Friday, Mar 18, 2016,17:16 IST By Metrovaartha A A A

London | The hormone cortisol has been linked to increased aggressive behaviour in 10-year-old boys, Spanish researchers say. Scientists studied the relationship between hormones and aggressive behaviour in girls and boys between the ages of eight and ten.

The subjects who experienced the greatest increase in levels of aggression by ten years of age were those whose cortisol levels had also increased during those two years. Researchers, including Eider Pascual-Sagastizabal from The University of the Basque Country, measured the levels of three steroid hormones: testosterone, estradiol and cortisol.

The results demonstrated that there was indeed a change in the levels of aggressive behaviour. This only occurred in boys: at ten years of age they were more aggressive than at eight years of age. The girls, nevertheless, did not experience any changes to their levels of aggression during these two years, Pascual-Sagastizabal said.
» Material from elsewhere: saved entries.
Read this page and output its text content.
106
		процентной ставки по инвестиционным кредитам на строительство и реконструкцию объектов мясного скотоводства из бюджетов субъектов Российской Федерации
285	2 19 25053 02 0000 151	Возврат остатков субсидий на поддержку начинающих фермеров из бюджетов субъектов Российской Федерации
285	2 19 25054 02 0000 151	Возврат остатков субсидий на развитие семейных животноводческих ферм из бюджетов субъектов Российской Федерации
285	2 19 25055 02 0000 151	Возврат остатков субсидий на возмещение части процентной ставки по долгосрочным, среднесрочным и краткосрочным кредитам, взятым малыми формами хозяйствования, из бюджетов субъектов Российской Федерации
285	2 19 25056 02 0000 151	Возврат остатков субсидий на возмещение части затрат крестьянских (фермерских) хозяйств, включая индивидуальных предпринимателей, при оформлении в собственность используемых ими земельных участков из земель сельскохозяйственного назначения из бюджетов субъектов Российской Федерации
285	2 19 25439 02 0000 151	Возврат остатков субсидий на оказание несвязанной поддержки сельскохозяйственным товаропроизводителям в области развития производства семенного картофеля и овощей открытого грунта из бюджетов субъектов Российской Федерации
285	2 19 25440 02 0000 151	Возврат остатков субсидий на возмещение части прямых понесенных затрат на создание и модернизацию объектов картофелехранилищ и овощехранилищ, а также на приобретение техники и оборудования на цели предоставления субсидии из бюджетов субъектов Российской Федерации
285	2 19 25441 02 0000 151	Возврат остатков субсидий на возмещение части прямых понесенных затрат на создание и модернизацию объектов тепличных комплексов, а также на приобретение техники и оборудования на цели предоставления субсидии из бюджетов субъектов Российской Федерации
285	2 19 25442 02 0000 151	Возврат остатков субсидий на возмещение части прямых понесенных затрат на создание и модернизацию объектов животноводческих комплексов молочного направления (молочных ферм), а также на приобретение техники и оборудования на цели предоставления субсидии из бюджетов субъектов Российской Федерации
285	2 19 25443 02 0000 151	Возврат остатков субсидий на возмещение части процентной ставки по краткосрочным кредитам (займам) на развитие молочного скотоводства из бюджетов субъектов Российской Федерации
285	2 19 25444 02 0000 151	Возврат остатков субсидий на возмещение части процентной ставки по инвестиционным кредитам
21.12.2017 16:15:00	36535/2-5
The experts analysed whether changes in any of the hormones that were measured were associated with the change in aggressive behaviour that occurred between these two ages. They discovered that the subjects whose levels of aggression had increased most by the age of ten were those whose levels of cortisol had also increased over the two years. On the contrary, the boys whose levels of aggression had decreased most between eight and ten years of age were the ones whose levels of estradiol had increased most between the two ages. These results appear to indicate that hormones have a different effect on aggressive behaviour depending on the type of hormone: cortisol and estradiol.

A greater increase in cortisol is linked to a greater increase in levels of aggressive behaviour, while a greater increase in estradiol corresponds to a decrease in levels of aggressive behaviour, said Pascual-Sagastizabal. Researchers concluded that the study may aid in a greater understanding of the biological mechanisms underlying aggression by providing further information on the different effects that hormones can have on aggressive behaviour in school-aged children depending on the type of hormone and the sex of the child.